People fall into deportation proceedings in many ways. Some come into the country on legal visas, which expire, and they overstay. Others simply get caught by the INS after entering illegally.
The Perezes were under a legal status conferred temporarily on hundreds of thousands of people nationwide but revoked in 1982 after an INS ruling.
Experts in immigration law say the narrow Supreme Court decision made it virtually impossible to get the already elusive suspensions because so many people make short visits across the borders--often for funerals or to see sick relatives.
Warren Leiden, executive director of the American Immigration Lawyers Assn., said that “this change is a tremendous boon because it returns the law to what it was” before the high court ruling.
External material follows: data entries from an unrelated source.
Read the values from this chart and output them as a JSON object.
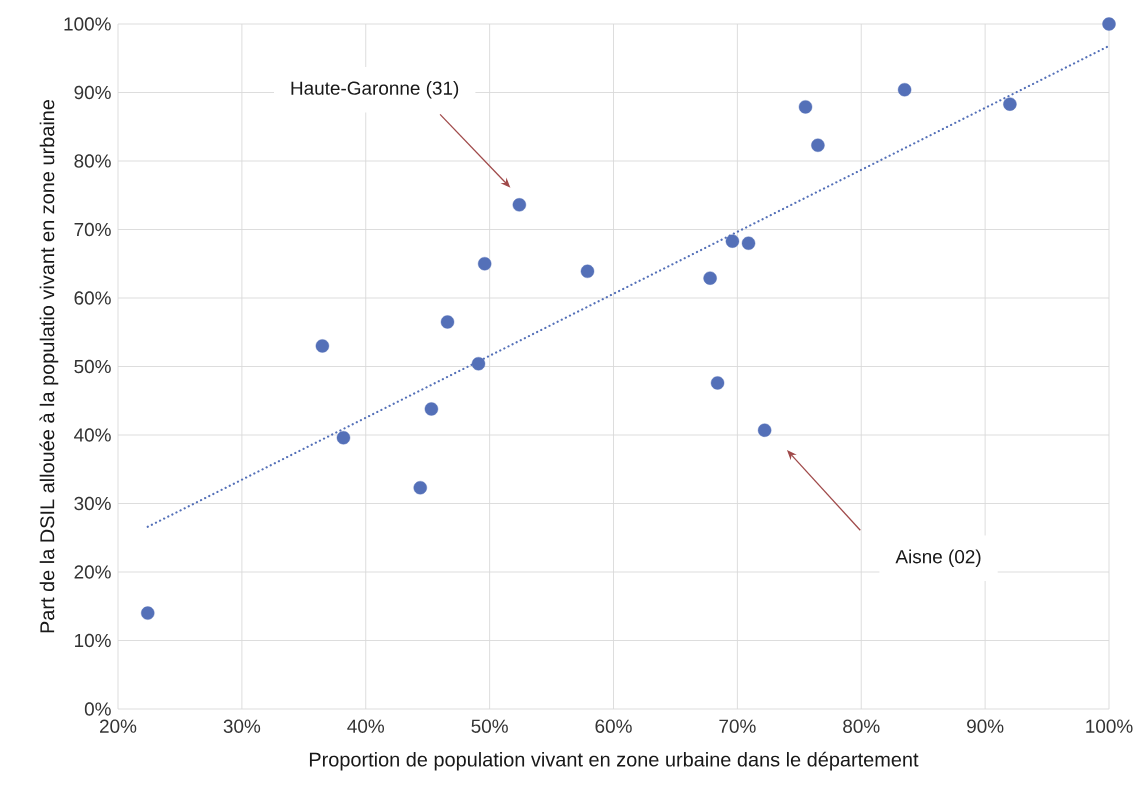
{
  "chart_data": {
    "type": "scatter",
    "xlabel": "Proportion de population vivant en zone urbaine dans le département",
    "ylabel": "Part de la DSIL allouée à la populatio vivant en zone urbaine",
    "xlim": [
      20,
      100
    ],
    "ylim": [
      0,
      100
    ],
    "xticks": [
      {
        "value": 20,
        "label": "20%"
      },
      {
        "value": 30,
        "label": "30%"
      },
      {
        "value": 40,
        "label": "40%"
      },
      {
        "value": 50,
        "label": "50%"
      },
      {
        "value": 60,
        "label": "60%"
      },
      {
        "value": 70,
        "label": "70%"
      },
      {
        "value": 80,
        "label": "80%"
      },
      {
        "value": 90,
        "label": "90%"
      },
      {
        "value": 100,
        "label": "100%"
      }
    ],
    "yticks": [
      {
        "value": 0,
        "label": "0%"
      },
      {
        "value": 10,
        "label": "10%"
      },
      {
        "value": 20,
        "label": "20%"
      },
      {
        "value": 30,
        "label": "30%"
      },
      {
        "value": 40,
        "label": "40%"
      },
      {
        "value": 50,
        "label": "50%"
      },
      {
        "value": 60,
        "label": "60%"
      },
      {
        "value": 70,
        "label": "70%"
      },
      {
        "value": 80,
        "label": "80%"
      },
      {
        "value": 90,
        "label": "90%"
      },
      {
        "value": 100,
        "label": "100%"
      }
    ],
    "grid": true,
    "marker": "circle",
    "series": [
      {
        "color": "#5470b8",
        "x": [
          22.4,
          36.5,
          38.2,
          44.4,
          45.3,
          46.6,
          49.1,
          49.6,
          52.4,
          57.9,
          67.8,
          68.4,
          69.6,
          70.9,
          72.2,
          75.5,
          76.5,
          83.5,
          92.0,
          100
        ],
        "values": [
          14.0,
          53.0,
          39.6,
          32.3,
          43.8,
          56.5,
          50.4,
          65.0,
          73.6,
          63.9,
          62.9,
          47.6,
          68.3,
          68.0,
          40.7,
          87.9,
          82.3,
          90.4,
          88.3,
          100
        ]
      },
      {
        "type": "line",
        "color": "#5470b8",
        "line_style": "dotted",
        "marker": "none",
        "x": [
          22.4,
          100
        ],
        "values": [
          26.6,
          96.8
        ]
      }
    ],
    "annotations": [
      "Haute-Garonne (31)",
      "Aisne (02)"
    ]
  }
}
Under the Supreme Court interpretation, he said, “literally falling over backwards” into Mexico could be cited as grounds for refusing suspension of deportation.
A congressional aide familiar with the new legislation said the intent of Congress was to restore a more flexible interpretation to the continuous residency provision. “Most members basically felt the Supreme Court was harsher than what INS had been interpreting,” the aide said.